I have a friend for whom the clock is ticking at her current job. Her position is transitioning to part-time in less than a month, and she is urgently looking for another full time gig someplace else. She’s 15 years into this gig.
I feel like the clock is ticking for all of us. I know teachers who find out in May whether they’ll have a job come September. I know architects moonlighting as Uber drivers because projects have dried up. It’s not about the particular circumstances of this or that job, but about a large shift taking place in the nature of work itself wherein a “job” is not going to provide the stability it once did. That includes church jobs.
In the church we talk about “tent-making” and “bi-vocational” pastors, those in our profession who aren’t drawing a full-time salary from a congregation but who have a non-church profession that allows them serve the church part-time. The problem with that arrangement is that, while the church job description may be “part-time,” the work rarely is. Ministry has a sneaky way of claiming all of you.

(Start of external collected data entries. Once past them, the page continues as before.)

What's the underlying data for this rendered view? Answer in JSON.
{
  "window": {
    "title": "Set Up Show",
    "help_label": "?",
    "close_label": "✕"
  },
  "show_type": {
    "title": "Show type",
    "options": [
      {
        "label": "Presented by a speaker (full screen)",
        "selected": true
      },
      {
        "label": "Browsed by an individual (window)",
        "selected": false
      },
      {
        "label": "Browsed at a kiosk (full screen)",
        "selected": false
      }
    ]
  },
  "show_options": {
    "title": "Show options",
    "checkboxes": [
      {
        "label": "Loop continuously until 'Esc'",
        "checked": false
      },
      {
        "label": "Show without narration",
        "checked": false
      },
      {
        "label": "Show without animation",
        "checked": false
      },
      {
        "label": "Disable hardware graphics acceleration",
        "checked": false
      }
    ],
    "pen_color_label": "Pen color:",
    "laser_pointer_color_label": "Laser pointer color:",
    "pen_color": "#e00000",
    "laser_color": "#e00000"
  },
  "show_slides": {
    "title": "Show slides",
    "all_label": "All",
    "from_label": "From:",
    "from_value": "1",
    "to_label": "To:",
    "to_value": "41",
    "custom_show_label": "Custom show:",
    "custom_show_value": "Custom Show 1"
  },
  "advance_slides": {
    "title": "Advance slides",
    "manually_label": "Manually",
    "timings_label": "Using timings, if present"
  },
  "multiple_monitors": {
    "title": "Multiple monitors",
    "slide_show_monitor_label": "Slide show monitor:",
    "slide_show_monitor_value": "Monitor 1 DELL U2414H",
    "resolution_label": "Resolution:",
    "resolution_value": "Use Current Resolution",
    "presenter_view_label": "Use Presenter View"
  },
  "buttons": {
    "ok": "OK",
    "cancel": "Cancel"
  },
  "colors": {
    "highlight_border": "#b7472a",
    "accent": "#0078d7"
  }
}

I don’t think bi-vocational is the next paradigm for the church to pursue. Instead, I’m wondering more and more if the pattern of freelance work can’t help both pastors and churches in this era. Even those of us in full-time installed calls will benefit from the ownership and urgency demanded of freelance work, the need to always be hustling and creating new work that meets real needs and adds real value.
I guess I’m wondering about the relative importance of the work of pastoral ministry compared to the role. Secure roles are disappearing from work life everywhere, and I don’t think the church will (or should) be immune from that change.